Love gets Bollywood star stranded in Russia
Enchanted by a Russian beauty, an Indian actor decided to trade in his Bollywood career for marrying his sweetheart and leave for her hometown, only for him to end up near-destitute.
Arman Kumar Jha’s career was on the rise in Indian film industry. He already had several commercials and soap operas behind him, and had just entered feature films, where he played charismatic villains.
That was when he met Christina, a girl from the Far Eastern Russian city of Ussuriysk. She was a dancer and enamored with Indian culture, and in Delhi she studied Indian dancing styles. Arman fell madly in love with her and started courting.
“He was running after me everywhere. Gave me flowers, sang songs and told stories. He was courting me like in a movie,” she told tabloid Komsomolskaya Pravda.

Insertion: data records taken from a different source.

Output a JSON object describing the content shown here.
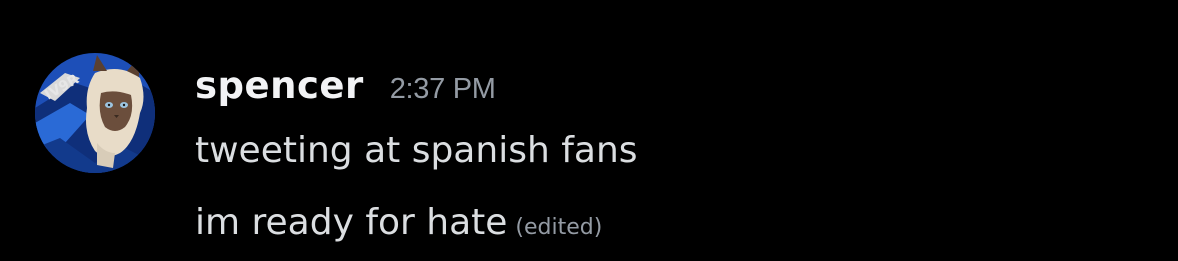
{
  "message": {
    "author": "spencer",
    "timestamp": "2:37 PM",
    "avatar_icon": "cat-avatar-icon",
    "lines": [
      {
        "text": "tweeting at spanish fans"
      },
      {
        "text": "im ready for hate",
        "edited_label": "(edited)"
      }
    ]
  },
  "colors": {
    "background": "#000000",
    "username": "#f2f3f5",
    "message_text": "#dbdee1",
    "muted": "#949ba4"
  }
}
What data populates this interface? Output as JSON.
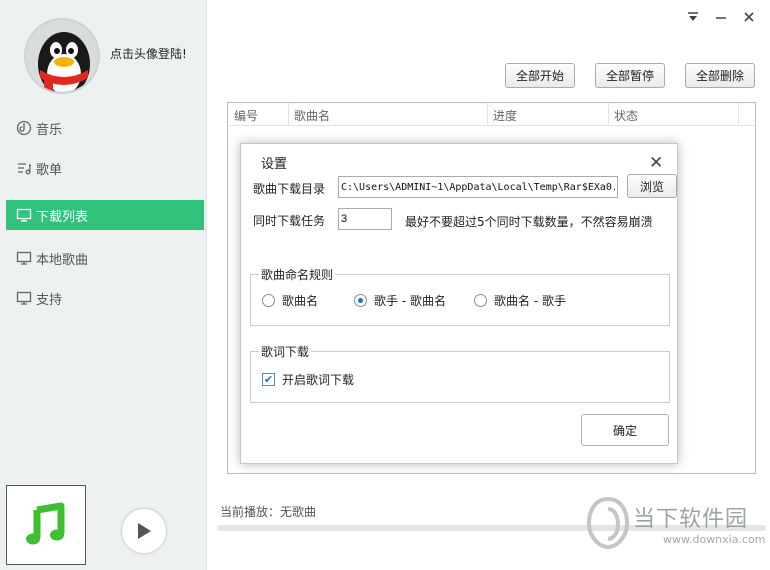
{
  "user": {
    "login_text": "点击头像登陆!"
  },
  "window_controls": {
    "menu": "▼",
    "minimize": "—",
    "close": "✕"
  },
  "sidebar": {
    "items": [
      {
        "label": "音乐",
        "icon": "music-icon",
        "active": false
      },
      {
        "label": "歌单",
        "icon": "playlist-icon",
        "active": false
      },
      {
        "label": "下载列表",
        "icon": "monitor-icon",
        "active": true
      },
      {
        "label": "本地歌曲",
        "icon": "monitor-icon",
        "active": false
      },
      {
        "label": "支持",
        "icon": "monitor-icon",
        "active": false
      }
    ]
  },
  "toolbar": {
    "start_all": "全部开始",
    "pause_all": "全部暂停",
    "delete_all": "全部删除"
  },
  "download_list": {
    "columns": [
      "编号",
      "歌曲名",
      "进度",
      "状态"
    ]
  },
  "player": {
    "now_playing": "当前播放：无歌曲",
    "progress": 0
  },
  "settings_dialog": {
    "title": "设置",
    "download_dir_label": "歌曲下载目录",
    "download_dir_value": "C:\\Users\\ADMINI~1\\AppData\\Local\\Temp\\Rar$EXa0.",
    "browse_label": "浏览",
    "concurrent_label": "同时下载任务",
    "concurrent_value": "3",
    "concurrent_hint": "最好不要超过5个同时下载数量，不然容易崩溃",
    "naming_group_label": "歌曲命名规则",
    "naming_options": [
      {
        "label": "歌曲名",
        "selected": false
      },
      {
        "label": "歌手 - 歌曲名",
        "selected": true
      },
      {
        "label": "歌曲名 - 歌手",
        "selected": false
      }
    ],
    "lyrics_group_label": "歌词下载",
    "lyrics_checkbox_label": "开启歌词下载",
    "lyrics_enabled": true,
    "ok_label": "确定"
  },
  "watermark": {
    "name": "当下软件园",
    "url": "www.downxia.com"
  },
  "colors": {
    "accent": "#31c27c",
    "radio_selected": "#1c6fd6"
  }
}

Finally the Russian beauty was won over by Arman’s charms, and the couple got married in India. Regrettably, Christina did not want to live in the Asian country all the time because she could not tolerate the hot and humid climate. During the summers she went back to Russia.
It was in Ussuriysk that she gave birth to their daughter Aria. The happy father was in India at the time trying to get his paperwork to get a permit for living in Russia. He decided to leave his promising career to be with his family.
“He was calling us every day, singing to her on the phone. Our little Aria now understands three languages: Russian, English and Hindi,” Christina says.
However, when Arman finally re-joined Christina, he found out that love did not conquer all. Barely knowing the Russian language, he had no chance to get a job at a theater as he had hoped to, while the cost of living in Russia was much higher than in India.
“In Delhi I could rent a three-room apartment for $300 a month. In Ussuriysk it’s enough for just one room,” he told a local newspaper.
Now the man earns in a month the money he would get in two days of acting back in India. Even cigarettes are a luxury for him. Cristina’s job opportunities are no better, since the city has little demand for Indian dancers.
Arman is now forced to work as a street cleaner and is saving money for a trip back to India. He hopes he’ll earn enough in his homeland to support his family from abroad.
He refuses to borrow from his parents, because he sees his perils as a disgrace and cannot tell them.